Creating new data models
A few clicks are all his colleague Tyler Doyle needed to create a new data model that displays the fields Tableau uses to analyze data in SQL queries that the underlying database can understand.
“ It’s enough for me to click the mouse on one line -“ Add related objects ”, and your data model is ready, without having to determine which tables to use, how they are related, or what it is, left or right connection. New data modeling features in Tableau just do it for you. "
- Tyler Doyle
“
How did the data model recognize the correct relationships between these tables? "- Doyle is interested. It turns out that Tableau relies on CIOs, as well as their database administrators and data specialists. In order to help him do this trick, you need to make sure that the necessary information is stored in the data warehouse.
Data preparation is another area that Tableau is working on. Senior engineer Zahira Valani showed how Tableau Prep can automate data cleansing with “roles”. Tableau uses them to identify fields that have a specific role — things like URLs, email addresses, or geographical indications (states or postal codes). Valanee showed how, in just a couple of clicks, Tableau Prep can check the contents of the field to determine the most appropriate role, and then select invalid elements that do not match the role, and either set them to “null” or filter these lines. The same can be done with user roles, for example, enumerated types.

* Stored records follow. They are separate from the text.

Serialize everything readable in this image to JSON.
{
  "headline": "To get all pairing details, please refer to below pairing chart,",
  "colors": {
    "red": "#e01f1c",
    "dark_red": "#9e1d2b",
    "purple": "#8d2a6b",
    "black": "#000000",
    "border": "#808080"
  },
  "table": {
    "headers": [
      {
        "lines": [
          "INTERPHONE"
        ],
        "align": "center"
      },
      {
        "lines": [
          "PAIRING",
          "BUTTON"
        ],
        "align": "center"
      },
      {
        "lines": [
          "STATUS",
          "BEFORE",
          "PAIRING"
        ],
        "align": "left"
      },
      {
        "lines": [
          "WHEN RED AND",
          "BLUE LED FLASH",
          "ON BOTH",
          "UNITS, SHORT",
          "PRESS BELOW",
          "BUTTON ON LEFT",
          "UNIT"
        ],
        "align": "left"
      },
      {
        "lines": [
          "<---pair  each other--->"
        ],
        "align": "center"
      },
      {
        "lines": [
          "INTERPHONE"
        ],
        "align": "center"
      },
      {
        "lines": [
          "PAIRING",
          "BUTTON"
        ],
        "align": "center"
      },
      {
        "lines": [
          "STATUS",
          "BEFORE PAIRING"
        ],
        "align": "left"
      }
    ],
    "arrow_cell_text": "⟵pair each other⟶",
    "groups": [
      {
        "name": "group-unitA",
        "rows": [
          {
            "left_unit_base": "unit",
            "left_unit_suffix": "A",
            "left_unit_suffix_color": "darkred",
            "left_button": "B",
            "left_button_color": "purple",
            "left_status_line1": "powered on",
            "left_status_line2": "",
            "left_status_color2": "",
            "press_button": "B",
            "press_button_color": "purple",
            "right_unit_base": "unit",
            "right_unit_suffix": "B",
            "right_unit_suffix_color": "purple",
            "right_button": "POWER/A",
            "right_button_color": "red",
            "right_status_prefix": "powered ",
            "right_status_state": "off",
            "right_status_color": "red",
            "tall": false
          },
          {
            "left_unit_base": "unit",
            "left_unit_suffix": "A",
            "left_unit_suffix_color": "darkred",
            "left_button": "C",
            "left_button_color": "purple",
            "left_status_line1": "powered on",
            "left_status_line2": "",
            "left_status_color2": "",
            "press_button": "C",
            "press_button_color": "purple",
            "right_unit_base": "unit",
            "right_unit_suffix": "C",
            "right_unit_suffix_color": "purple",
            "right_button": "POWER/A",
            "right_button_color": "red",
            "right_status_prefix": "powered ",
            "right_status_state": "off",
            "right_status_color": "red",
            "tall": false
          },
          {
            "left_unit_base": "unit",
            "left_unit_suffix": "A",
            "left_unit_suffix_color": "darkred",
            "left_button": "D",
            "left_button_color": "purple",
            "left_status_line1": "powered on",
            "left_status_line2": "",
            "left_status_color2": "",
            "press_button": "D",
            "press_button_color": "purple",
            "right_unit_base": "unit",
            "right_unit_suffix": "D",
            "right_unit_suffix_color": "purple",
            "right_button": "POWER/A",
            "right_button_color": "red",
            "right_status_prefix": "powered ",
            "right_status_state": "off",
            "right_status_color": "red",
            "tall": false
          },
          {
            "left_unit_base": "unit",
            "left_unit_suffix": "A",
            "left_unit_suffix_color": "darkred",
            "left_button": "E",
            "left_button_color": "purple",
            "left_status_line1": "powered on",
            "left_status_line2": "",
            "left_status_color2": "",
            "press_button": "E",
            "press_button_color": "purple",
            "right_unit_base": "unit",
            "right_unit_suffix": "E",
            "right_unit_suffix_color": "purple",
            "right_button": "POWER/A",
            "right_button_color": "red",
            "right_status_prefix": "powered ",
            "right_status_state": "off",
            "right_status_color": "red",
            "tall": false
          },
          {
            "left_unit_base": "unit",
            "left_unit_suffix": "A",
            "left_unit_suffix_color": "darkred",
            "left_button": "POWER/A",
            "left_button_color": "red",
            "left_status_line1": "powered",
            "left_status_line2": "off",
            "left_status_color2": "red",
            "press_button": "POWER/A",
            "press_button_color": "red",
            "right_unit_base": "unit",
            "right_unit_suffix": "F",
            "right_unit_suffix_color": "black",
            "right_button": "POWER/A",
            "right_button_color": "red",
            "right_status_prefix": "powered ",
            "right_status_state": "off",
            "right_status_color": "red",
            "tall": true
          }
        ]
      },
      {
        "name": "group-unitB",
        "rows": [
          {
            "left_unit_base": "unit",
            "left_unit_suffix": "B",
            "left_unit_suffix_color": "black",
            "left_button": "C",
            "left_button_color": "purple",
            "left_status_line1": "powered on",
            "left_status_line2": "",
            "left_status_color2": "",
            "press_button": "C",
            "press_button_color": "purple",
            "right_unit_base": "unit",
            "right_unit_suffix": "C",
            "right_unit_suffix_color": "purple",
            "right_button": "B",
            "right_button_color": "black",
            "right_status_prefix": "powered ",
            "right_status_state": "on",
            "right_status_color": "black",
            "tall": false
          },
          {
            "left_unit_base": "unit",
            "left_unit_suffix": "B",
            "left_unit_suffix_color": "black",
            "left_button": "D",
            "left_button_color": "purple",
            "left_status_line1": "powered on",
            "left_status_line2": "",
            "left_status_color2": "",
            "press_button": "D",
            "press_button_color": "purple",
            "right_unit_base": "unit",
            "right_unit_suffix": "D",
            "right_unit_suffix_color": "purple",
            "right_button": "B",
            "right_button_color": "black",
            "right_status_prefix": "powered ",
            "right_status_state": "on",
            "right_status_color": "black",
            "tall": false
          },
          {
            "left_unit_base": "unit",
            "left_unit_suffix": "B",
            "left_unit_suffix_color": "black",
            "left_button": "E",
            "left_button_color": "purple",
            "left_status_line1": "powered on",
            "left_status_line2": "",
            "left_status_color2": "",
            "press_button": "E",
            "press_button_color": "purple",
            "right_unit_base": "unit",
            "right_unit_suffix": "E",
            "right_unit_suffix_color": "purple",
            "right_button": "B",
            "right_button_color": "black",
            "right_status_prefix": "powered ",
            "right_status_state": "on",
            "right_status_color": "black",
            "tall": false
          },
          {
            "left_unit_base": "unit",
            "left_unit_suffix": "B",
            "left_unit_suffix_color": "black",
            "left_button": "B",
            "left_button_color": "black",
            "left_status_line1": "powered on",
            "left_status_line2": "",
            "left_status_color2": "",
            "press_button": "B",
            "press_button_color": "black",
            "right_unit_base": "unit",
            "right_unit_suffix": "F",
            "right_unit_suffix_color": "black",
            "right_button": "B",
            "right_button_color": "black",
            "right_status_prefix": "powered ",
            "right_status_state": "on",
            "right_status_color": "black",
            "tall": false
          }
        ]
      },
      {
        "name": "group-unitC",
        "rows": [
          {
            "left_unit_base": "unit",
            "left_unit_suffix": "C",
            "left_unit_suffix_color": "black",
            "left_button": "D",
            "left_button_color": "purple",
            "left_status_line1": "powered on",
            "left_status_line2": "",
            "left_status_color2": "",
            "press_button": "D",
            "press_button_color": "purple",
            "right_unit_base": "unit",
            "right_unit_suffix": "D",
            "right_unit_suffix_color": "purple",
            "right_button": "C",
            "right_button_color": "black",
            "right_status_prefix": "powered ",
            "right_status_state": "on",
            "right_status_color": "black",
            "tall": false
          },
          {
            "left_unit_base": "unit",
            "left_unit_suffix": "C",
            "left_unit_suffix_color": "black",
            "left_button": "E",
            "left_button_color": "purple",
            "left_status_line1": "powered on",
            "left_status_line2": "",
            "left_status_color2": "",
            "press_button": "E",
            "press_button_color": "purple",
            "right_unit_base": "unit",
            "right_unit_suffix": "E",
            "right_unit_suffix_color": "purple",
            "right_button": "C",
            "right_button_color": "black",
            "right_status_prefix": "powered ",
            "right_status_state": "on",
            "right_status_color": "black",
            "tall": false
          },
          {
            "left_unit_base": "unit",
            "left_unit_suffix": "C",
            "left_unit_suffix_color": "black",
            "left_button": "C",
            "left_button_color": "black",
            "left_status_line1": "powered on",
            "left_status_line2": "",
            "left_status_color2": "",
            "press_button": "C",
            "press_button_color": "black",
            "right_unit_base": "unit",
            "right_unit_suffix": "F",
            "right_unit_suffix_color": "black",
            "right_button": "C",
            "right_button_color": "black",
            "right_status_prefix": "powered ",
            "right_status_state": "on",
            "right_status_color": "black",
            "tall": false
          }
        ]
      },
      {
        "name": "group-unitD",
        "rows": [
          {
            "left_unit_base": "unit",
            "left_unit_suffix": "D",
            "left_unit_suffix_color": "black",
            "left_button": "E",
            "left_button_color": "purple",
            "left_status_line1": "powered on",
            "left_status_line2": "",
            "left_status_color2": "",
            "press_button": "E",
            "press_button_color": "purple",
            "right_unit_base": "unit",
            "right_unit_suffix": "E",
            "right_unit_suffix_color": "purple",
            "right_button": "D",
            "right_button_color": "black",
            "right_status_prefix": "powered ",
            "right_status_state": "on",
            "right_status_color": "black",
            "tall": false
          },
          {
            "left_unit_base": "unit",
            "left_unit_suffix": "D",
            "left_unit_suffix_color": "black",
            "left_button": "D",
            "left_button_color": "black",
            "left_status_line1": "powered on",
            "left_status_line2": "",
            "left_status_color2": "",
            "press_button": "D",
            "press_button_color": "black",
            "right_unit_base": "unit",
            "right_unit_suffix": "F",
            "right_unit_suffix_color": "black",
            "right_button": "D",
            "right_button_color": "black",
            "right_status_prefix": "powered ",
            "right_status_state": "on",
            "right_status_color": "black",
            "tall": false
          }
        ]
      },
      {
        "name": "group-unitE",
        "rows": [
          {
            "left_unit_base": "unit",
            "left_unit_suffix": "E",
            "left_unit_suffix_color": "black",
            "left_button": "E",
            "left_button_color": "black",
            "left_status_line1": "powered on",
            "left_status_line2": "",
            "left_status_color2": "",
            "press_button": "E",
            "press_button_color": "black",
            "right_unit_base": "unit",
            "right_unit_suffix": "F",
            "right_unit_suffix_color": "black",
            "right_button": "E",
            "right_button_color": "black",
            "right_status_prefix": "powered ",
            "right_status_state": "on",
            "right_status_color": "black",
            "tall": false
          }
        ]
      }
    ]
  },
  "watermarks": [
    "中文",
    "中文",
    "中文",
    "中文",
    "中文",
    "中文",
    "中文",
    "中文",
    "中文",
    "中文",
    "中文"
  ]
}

According to Tableau’s Chief Product Officer, François Eienstat, Tableau Prep will be updated monthly, in contrast to the schedule of three releases per year for the main Tableau software.
Planning is a function of another tool, which is now being tested in the company: Tableau Prep Conductor. It will allow enterprises to automate the preparation of their data sources by moving them to Tableau according to their chosen schedule. This is a separate product from Tableau and will require a separate license to use it. Start of sales is scheduled for next year.